When looking into some of the lesser referenced stats, Kinsler is having one of his "best" seasons. His walk percentage is at a career high; his strikeout percentage is at a career low; his power, as reflected by the stat "isolated power", is a career high; and his percentage of swings and misses is not only a career low, but is also tied for second best in all of baseball this season.
The obvious question is: why do Kinsler's mainstream stats, and his batting average in particular, not reflect the season his "sabermetric" stats indicate he's having? The answer can be found by evaluating Kinsler’s batting average on balls in play (“BABIP”). BABIP measures batting average exclusive of homeruns, strikeouts and sacrifices. BABIP can vary wildly and is also greatly affected by luck, especially in small sample sizes.
Several different statistical measures have been developed to “predict” a player’s BABIP. Put another way, these measures attempt to isolate the “luck” factor contained within BABIP. Two of these predictors are the line drive percentage method ("LD% method") and "Studes" method, both developed by Dave Studeman.
The LD% method is the simplest of the BABIP predictors. All that is required to predict BABIP with this method is adding .120 to a player’s line drive percentage. This method is based off the maxim that line drives become hits more often than other batted balls. Accordingly, a player who hits a high percentage of line drives will have a similarly high BABIP.
The Studes method is based on similar principles but it also seeks to include a player's propensity for flyballs, groundballs and strikeouts into the equation. While the strikeout rate does not have a direct link to BABIP, it does provide some additional corollary input to the equation.
For 2011, Ian Kinsler has a BABIP of .250. Based on the LD% method, Kinsler’s BABIP should be .289, which would equal Kinsler's career BABIP number. Based on the Studes method, Kinsler's BABIP should be .270. According to these prediction methods, bad luck may have lowered Kinsler’s BABIP at this point in the season by between 20 and 40 points.

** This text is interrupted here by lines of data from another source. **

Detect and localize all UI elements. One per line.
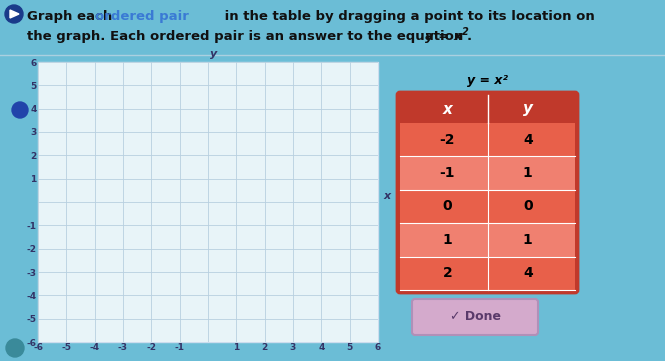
- Text: 1: 1: [442, 233, 452, 247]
- Text: Graph each: Graph each: [27, 10, 117, 23]
- Circle shape: [12, 102, 28, 118]
- Text: .: .: [467, 30, 472, 43]
- Text: 4: 4: [523, 266, 533, 280]
- Text: y: y: [210, 49, 217, 59]
- FancyBboxPatch shape: [397, 92, 578, 293]
- FancyBboxPatch shape: [400, 95, 575, 123]
- FancyBboxPatch shape: [400, 223, 575, 257]
- Text: ordered pair: ordered pair: [95, 10, 189, 23]
- Text: 2: 2: [442, 266, 452, 280]
- Text: 1: 1: [523, 166, 533, 180]
- Text: 1: 1: [523, 233, 533, 247]
- Circle shape: [5, 5, 23, 23]
- Text: x: x: [384, 191, 391, 201]
- Circle shape: [6, 339, 24, 357]
- FancyBboxPatch shape: [412, 299, 538, 335]
- Text: 0: 0: [523, 200, 533, 213]
- Text: ✓ Done: ✓ Done: [450, 310, 501, 323]
- FancyBboxPatch shape: [400, 123, 575, 156]
- Text: the graph. Each ordered pair is an answer to the equation: the graph. Each ordered pair is an answe…: [27, 30, 468, 43]
- Text: 2: 2: [462, 27, 469, 37]
- Text: y = x²: y = x²: [467, 74, 508, 87]
- Text: y = x: y = x: [425, 30, 462, 43]
- Text: x: x: [442, 101, 452, 117]
- Text: 0: 0: [442, 200, 452, 213]
- FancyBboxPatch shape: [400, 257, 575, 290]
- Text: 4: 4: [523, 133, 533, 147]
- Text: -2: -2: [440, 133, 455, 147]
- Polygon shape: [10, 10, 19, 18]
- Text: -1: -1: [440, 166, 455, 180]
- FancyBboxPatch shape: [38, 62, 378, 342]
- FancyBboxPatch shape: [400, 190, 575, 223]
- Text: in the table by dragging a point to its location on: in the table by dragging a point to its …: [220, 10, 595, 23]
- Text: y: y: [523, 101, 533, 117]
- FancyBboxPatch shape: [400, 156, 575, 190]
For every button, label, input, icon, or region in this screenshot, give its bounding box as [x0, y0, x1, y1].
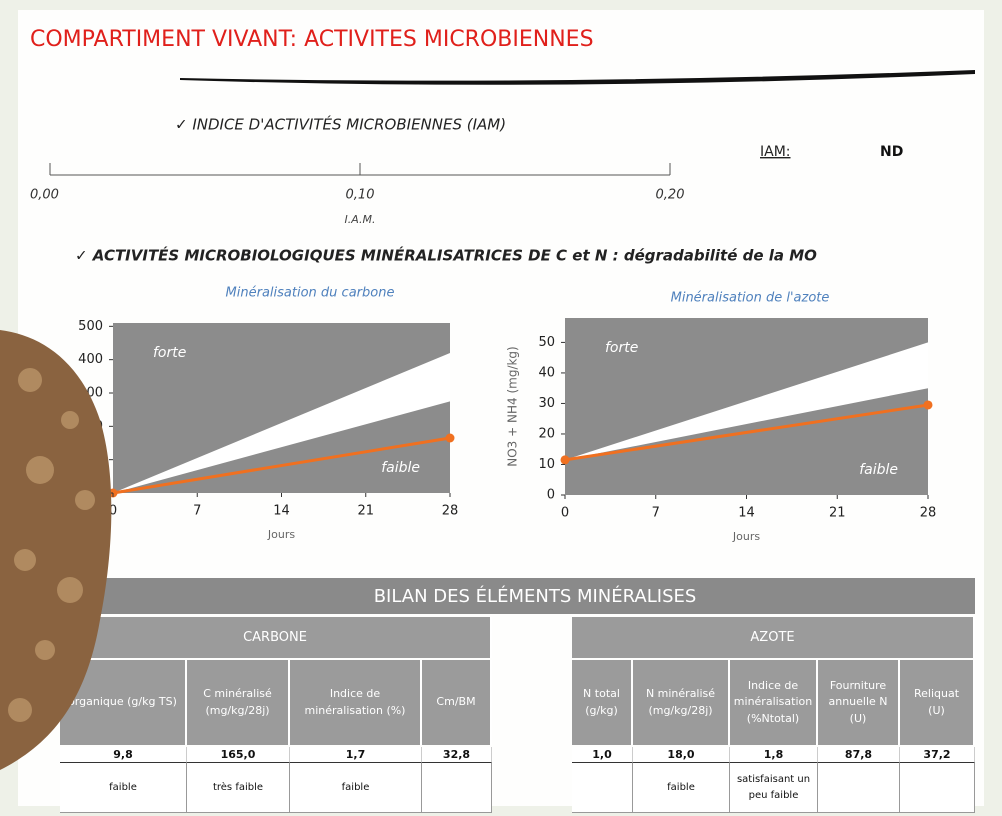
- value-cell: 1,0: [572, 747, 633, 763]
- y-tick-label: 40: [538, 365, 555, 380]
- iam-result-value: ND: [880, 144, 903, 160]
- value-cell: 165,0: [187, 747, 290, 763]
- series-point: [446, 434, 455, 443]
- value-cell: 1,8: [730, 747, 818, 763]
- rating-cell: faible: [633, 763, 730, 813]
- iam-result-label: IAM:: [760, 144, 791, 160]
- rating-cell: [900, 763, 975, 813]
- column-header: Reliquat (U): [900, 660, 975, 745]
- value-cell: 1,7: [290, 747, 422, 763]
- x-tick-label: 28: [442, 504, 459, 519]
- rating-cell: satisfaisant un peu faible: [730, 763, 818, 813]
- column-header: C minéralisé (mg/kg/28j): [187, 660, 290, 745]
- value-cell: 87,8: [818, 747, 900, 763]
- iam-heading: ✓ INDICE D'ACTIVITÉS MICROBIENNES (IAM): [175, 115, 506, 134]
- y-tick-label: 100: [78, 452, 103, 467]
- x-tick-label: 21: [357, 504, 374, 519]
- y-tick-label: 0: [95, 486, 103, 501]
- column-header: Fourniture annuelle N (U): [818, 660, 900, 745]
- y-tick-label: 400: [78, 352, 103, 367]
- value-cell: 37,2: [900, 747, 975, 763]
- iam-tick-label: 0,20: [656, 188, 685, 203]
- rating-cell: [422, 763, 492, 813]
- iam-axis-label: I.A.M.: [345, 213, 376, 226]
- band-label: forte: [153, 345, 186, 361]
- column-header: Indice de minéralisation (%): [290, 660, 422, 745]
- x-axis-label: Jours: [732, 530, 760, 543]
- column-header: N total (g/kg): [572, 660, 633, 745]
- chart-title: Minéralisation de l'azote: [671, 291, 830, 306]
- column-header: organique (g/kg TS): [60, 660, 187, 745]
- rating-cell: faible: [60, 763, 187, 813]
- iam-tick-label: 0,10: [346, 188, 375, 203]
- rating-cell: très faible: [187, 763, 290, 813]
- band-label: forte: [605, 340, 638, 356]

If Kinsler’s BABIP was .280, the average between the two predicted values, his current batting average would be .297; his current on base percentage would be .386; and his current slugging percentage would be .499, assuming all the "added hits were only singles. The resulting .885 OPS would rank second among major league second baseman. The fortunate thing for Mr. Kinsler, and for the Rangers, is that the luck element of BABIP tends to even out over a season. The most recent five game stretch might be the first signs that Kinsler’s season will, in fact, be among his career best.